In His will and testament, Bahá’u’lláh established a covenant with those that followed Him and asserted clearly that all Bahá’ís should turn to His oldest son, ‘Abdu’l-Bahá, for guidance and interpretation of His teachings. ‘Abdu’l-Bahá was His Father’s most devoted companion during the long years of tribulation.

In 1911, at the age of 68, ‘Abdu’l-Bahá embarked on a series of historic journeys across Europe and North America, conveying His Father’s Faith to the West. Until His passing in 1921, ‘Abdu'l-Bahá unceasingly inspired and encouraged the Bahá'ís and everyone He met to live a practical, spiritual life of humility, generosity, and unconditional love. In ‘Abdu'l-Bahá people find the perfect example of what it means to be a Bahá’í.

Shoghi Effendi, the Guardian of the Bahá’í Faith (1897 – 1957)
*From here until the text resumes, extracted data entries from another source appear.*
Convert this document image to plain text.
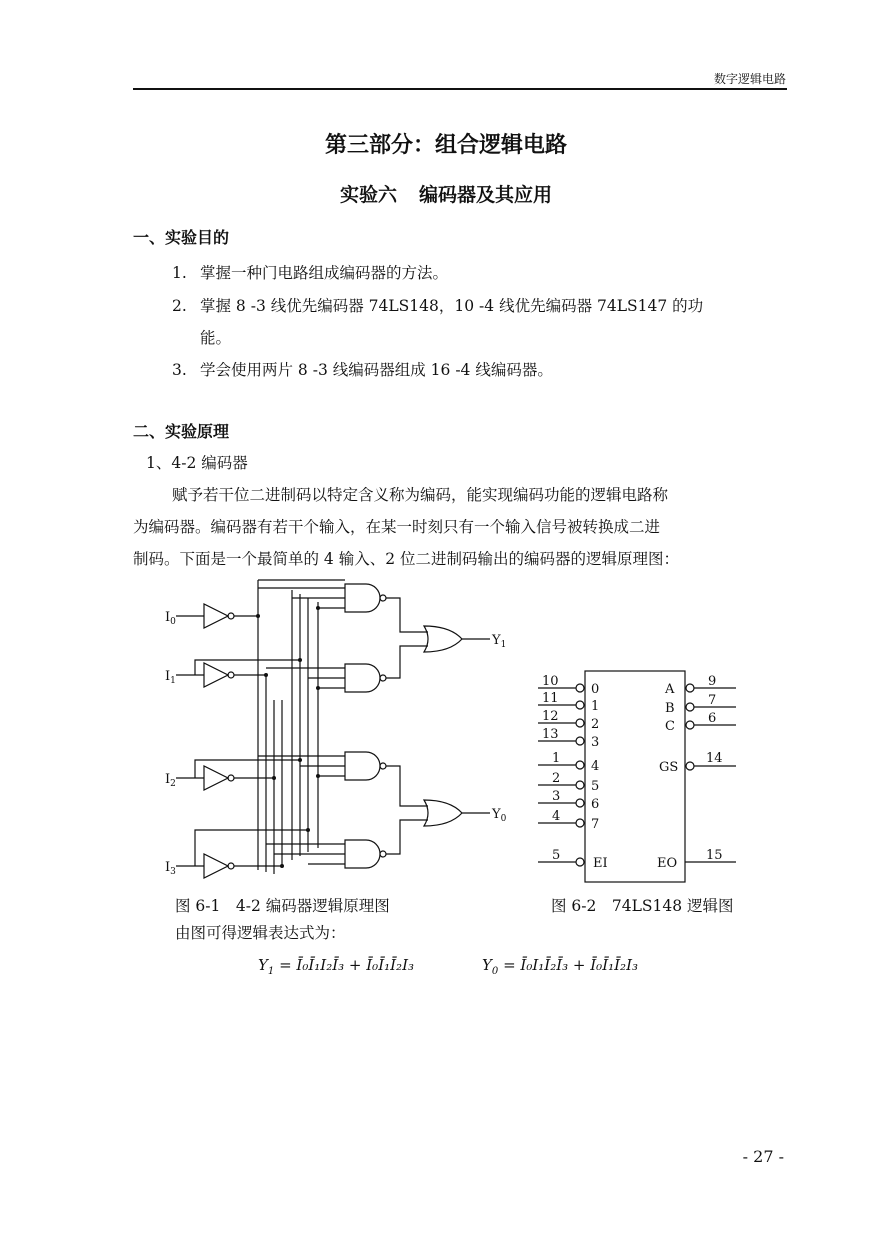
数字逻辑电路
第三部分：组合逻辑电路
实验六 编码器及其应用
一、实验目的
1. 掌握一种门电路组成编码器的方法。
2. 掌握 8 -3 线优先编码器 74LS148，10 -4 线优先编码器 74LS147 的功
能。
3. 学会使用两片 8 -3 线编码器组成 16 -4 线编码器。
二、实验原理
1、4-2 编码器
赋予若干位二进制码以特定含义称为编码，能实现编码功能的逻辑电路称
为编码器。编码器有若干个输入，在某一时刻只有一个输入信号被转换成二进
制码。下面是一个最简单的 4 输入、2 位二进制码输出的编码器的逻辑原理图：
$I_0$
$I_1$
$I_2$
$I_3$
$Y_1$
$Y_0$
10
11
12
13
1
2
3
4
5
0
1
2
3
4
5
6
7
EI
A
B
C
GS
EO
9
7
6
14
15
图 6-1　4-2 编码器逻辑原理图	图 6-2　74LS148 逻辑图
由图可得逻辑表达式为：
$Y_1$ = Ī₀Ī₁I₂Ī₃ + Ī₀Ī₁Ī₂I₃	$Y_0$ = Ī₀I₁Ī₂Ī₃ + Ī₀Ī₁Ī₂I₃
- 27 -
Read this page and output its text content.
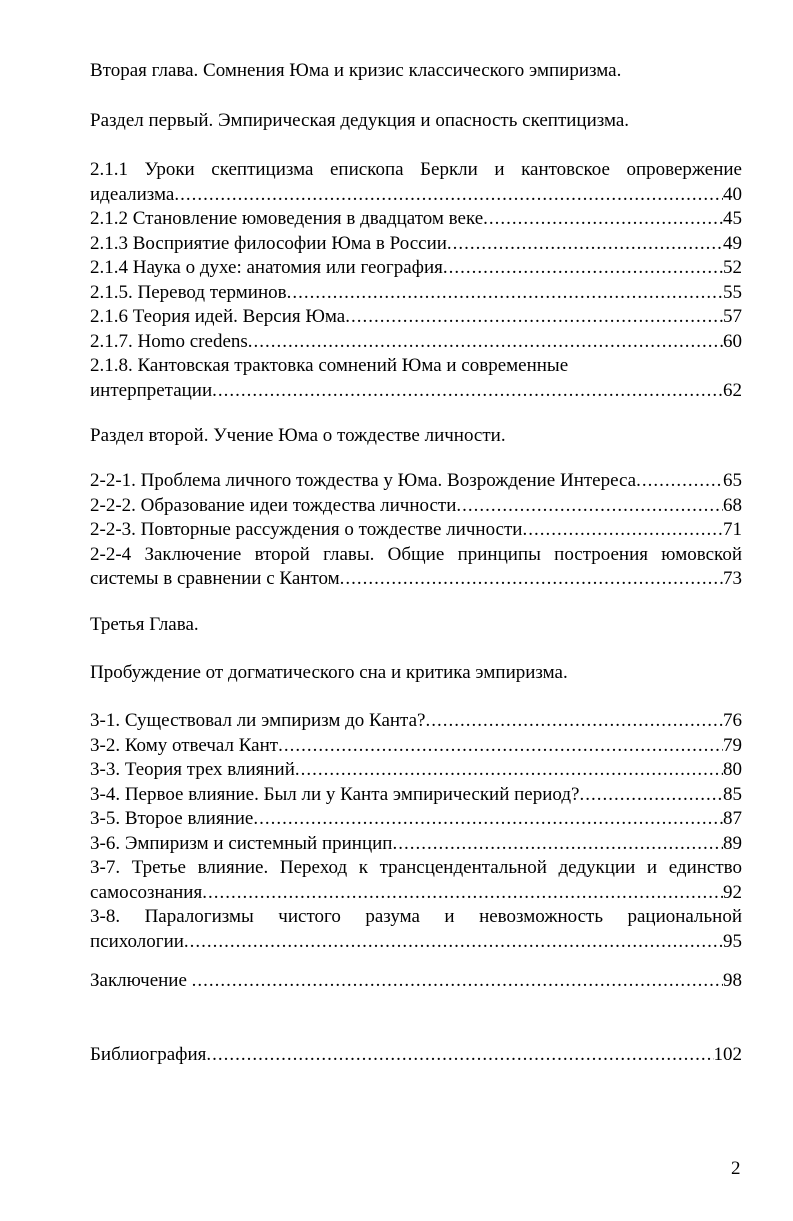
Вторая глава. Сомнения Юма и кризис классического эмпиризма.
Раздел первый. Эмпирическая дедукция и опасность скептицизма.
2.1.1 Уроки скептицизма епископа Беркли и кантовское опровержение
идеализма .....	40
2.1.2 Становление юмоведения в двадцатом веке .....	45
2.1.3 Восприятие философии Юма в России .....	49
2.1.4 Наука о духе: анатомия или география .....	52
2.1.5. Перевод терминов .....	55
2.1.6 Теория идей. Версия Юма .....	57
2.1.7. Homo credens .....	60
2.1.8. Кантовская трактовка сомнений Юма и современные
интерпретации .....	62
Раздел второй. Учение Юма о тождестве личности.
2-2-1. Проблема личного тождества у Юма. Возрождение Интереса .....	65
2-2-2. Образование идеи тождества личности .....	68
2-2-3. Повторные рассуждения о тождестве личности .....	71
2-2-4 Заключение второй главы. Общие принципы построения юмовской
системы в сравнении с Кантом .....	73
Третья Глава.
Пробуждение от догматического сна и критика эмпиризма.
3-1. Существовал ли эмпиризм до Канта? .....	76
3-2. Кому отвечал Кант .....	79
3-3. Теория трех влияний .....	80
3-4. Первое влияние. Был ли у Канта эмпирический период? .....	85
3-5. Второе влияние .....	87
3-6. Эмпиризм и системный принцип .....	89
3-7. Третье влияние. Переход к трансцендентальной дедукции и единство
самосознания .....	92
3-8. Паралогизмы чистого разума и невозможность рациональной
психологии .....	95
Заключение .....	98
Библиография .....	102
2
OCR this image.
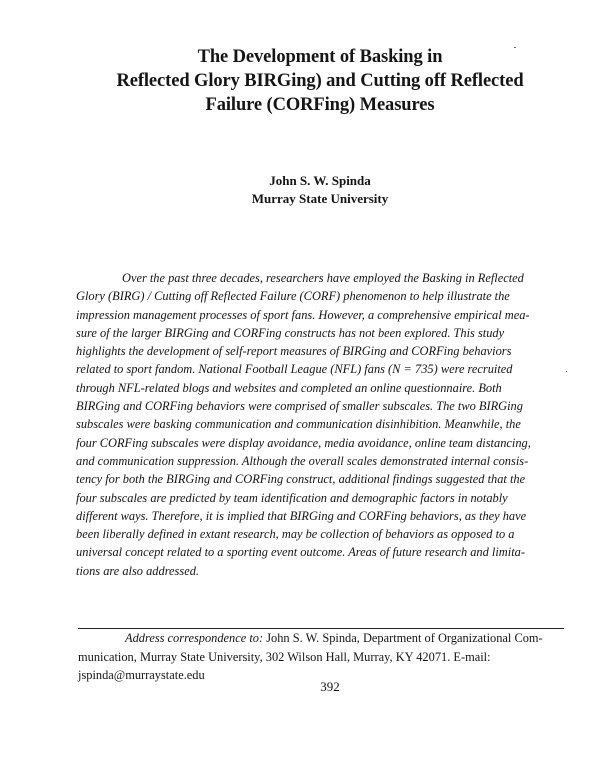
The Development of Basking in
Reflected Glory BIRGing) and Cutting off Reflected
Failure (CORFing) Measures
John S. W. Spinda
Murray State University
Over the past three decades, researchers have employed the Basking in Reflected
Glory (BIRG) / Cutting off Reflected Failure (CORF) phenomenon to help illustrate the
impression management processes of sport fans. However, a comprehensive empirical mea-
sure of the larger BIRGing and CORFing constructs has not been explored. This study
highlights the development of self-report measures of BIRGing and CORFing behaviors
related to sport fandom. National Football League (NFL) fans (N = 735) were recruited
through NFL-related blogs and websites and completed an online questionnaire. Both
BIRGing and CORFing behaviors were comprised of smaller subscales. The two BIRGing
subscales were basking communication and communication disinhibition. Meanwhile, the
four CORFing subscales were display avoidance, media avoidance, online team distancing,
and communication suppression. Although the overall scales demonstrated internal consis-
tency for both the BIRGing and CORFing construct, additional findings suggested that the
four subscales are predicted by team identification and demographic factors in notably
different ways. Therefore, it is implied that BIRGing and CORFing behaviors, as they have
been liberally defined in extant research, may be collection of behaviors as opposed to a
universal concept related to a sporting event outcome. Areas of future research and limita-
tions are also addressed.
Address correspondence to: John S. W. Spinda, Department of Organizational Com-
munication, Murray State University, 302 Wilson Hall, Murray, KY 42071. E-mail:
jspinda@murraystate.edu
392
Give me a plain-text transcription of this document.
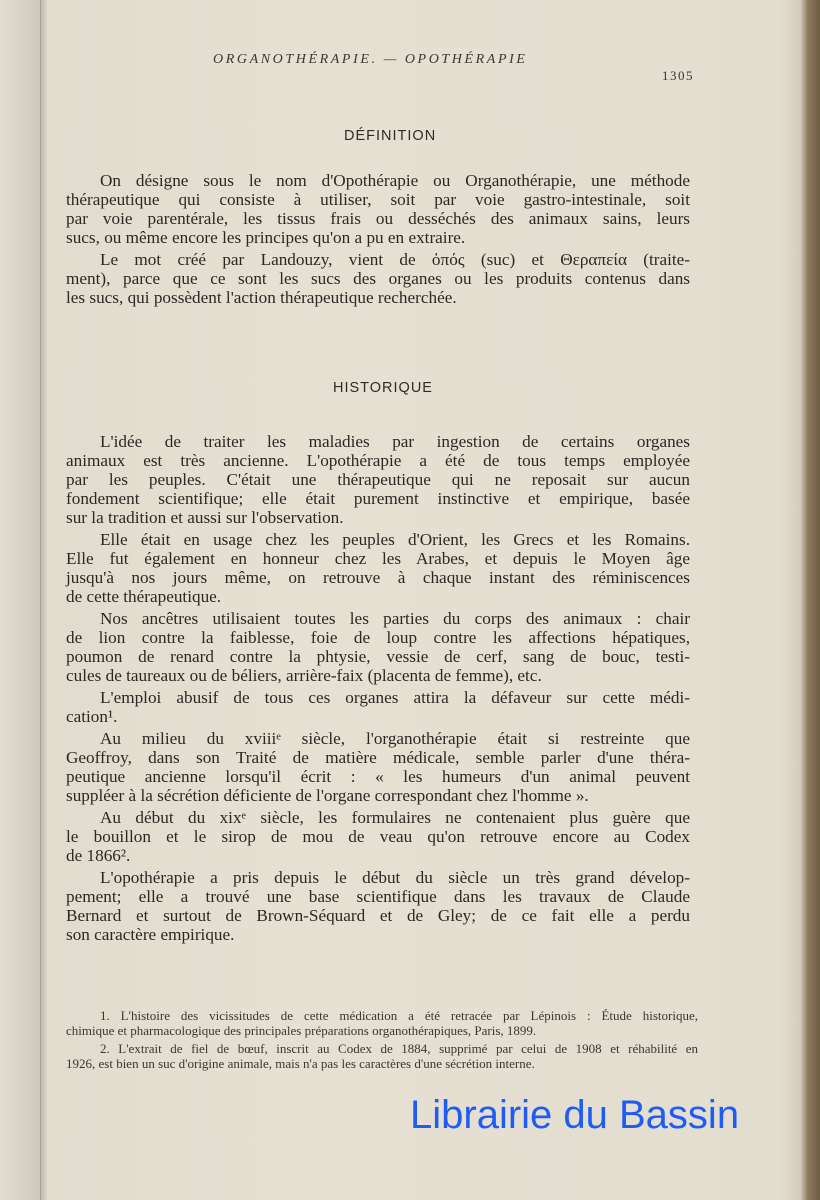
ORGANOTHÉRAPIE. — OPOTHÉRAPIE
1305
DÉFINITION
On désigne sous le nom d'Opothérapie ou Organothérapie, une méthode
thérapeutique qui consiste à utiliser, soit par voie gastro-intestinale, soit
par voie parentérale, les tissus frais ou desséchés des animaux sains, leurs
sucs, ou même encore les principes qu'on a pu en extraire.
Le mot créé par Landouzy, vient de ὀπός (suc) et Θεραπεία (traite-
ment), parce que ce sont les sucs des organes ou les produits contenus dans
les sucs, qui possèdent l'action thérapeutique recherchée.
HISTORIQUE
L'idée de traiter les maladies par ingestion de certains organes
animaux est très ancienne. L'opothérapie a été de tous temps employée
par les peuples. C'était une thérapeutique qui ne reposait sur aucun
fondement scientifique; elle était purement instinctive et empirique, basée
sur la tradition et aussi sur l'observation.
Elle était en usage chez les peuples d'Orient, les Grecs et les Romains.
Elle fut également en honneur chez les Arabes, et depuis le Moyen âge
jusqu'à nos jours même, on retrouve à chaque instant des réminiscences
de cette thérapeutique.
Nos ancêtres utilisaient toutes les parties du corps des animaux : chair
de lion contre la faiblesse, foie de loup contre les affections hépatiques,
poumon de renard contre la phtysie, vessie de cerf, sang de bouc, testi-
cules de taureaux ou de béliers, arrière-faix (placenta de femme), etc.
L'emploi abusif de tous ces organes attira la défaveur sur cette médi-
cation¹.
Au milieu du xviiiᵉ siècle, l'organothérapie était si restreinte que
Geoffroy, dans son Traité de matière médicale, semble parler d'une théra-
peutique ancienne lorsqu'il écrit : « les humeurs d'un animal peuvent
suppléer à la sécrétion déficiente de l'organe correspondant chez l'homme ».
Au début du xixᵉ siècle, les formulaires ne contenaient plus guère que
le bouillon et le sirop de mou de veau qu'on retrouve encore au Codex
de 1866².
L'opothérapie a pris depuis le début du siècle un très grand dévelop-
pement; elle a trouvé une base scientifique dans les travaux de Claude
Bernard et surtout de Brown-Séquard et de Gley; de ce fait elle a perdu
son caractère empirique.
1. L'histoire des vicissitudes de cette médication a été retracée par Lépinois : Étude historique,
chimique et pharmacologique des principales préparations organothérapiques, Paris, 1899.
2. L'extrait de fiel de bœuf, inscrit au Codex de 1884, supprimé par celui de 1908 et réhabilité en
1926, est bien un suc d'origine animale, mais n'a pas les caractères d'une sécrétion interne.
Librairie du Bassin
At His passing, ‘Abdu’l-Bahá named His grandson, Shoghi Effendi, as the guardian and authorized interpreter of the teachings of Bahá'u'lláh, to ensure the unity of the new Faith, . Under his guidance, the framework for the election of the Universal House of Justice was formed. It is this institution that today guides the worldwide Bahá’í community to contribute to revivification of the world.

The Universal House of Justice

The Universal House of Justice is the international governing council of the Bahá’í Faith. Bahá’u’lláh ordained the creation of this institution in His book of laws, the Kitáb-i-Aqdas.

The Universal House of Justice is a nine-member body, elected every five years by the entire membership of all national Bahá’í assemblies. Bahá’u’lláh conferred divine authority upon the Universal House of Justice to exert a positive influence on the welfare of humankind, promote education, peace and global prosperity, and safeguard human honor and the position of religion. It is charged with applying the Bahá’í teachings to the requirements of an ever-evolving society and is thus empowered to legislate on matters not explicitly covered in the Faith’s Sacred Texts.

Since its first election in 1963, the Universal House of Justice has guided the Bahá’í world community to develop its capacity to participate in building a prosperous global civilization. The guidance provided by the Universal House of Justice ensures unity of thought and action in the Bahá’í community as it learns to translate Bahá’u’lláh’s vision of world peace into reality.

“Inasmuch as for each day there is a new problem and for every problem an expedient solution, such affairs should be referred to the Ministers of the House of Justice that they may act according to the needs and requirements of the time.”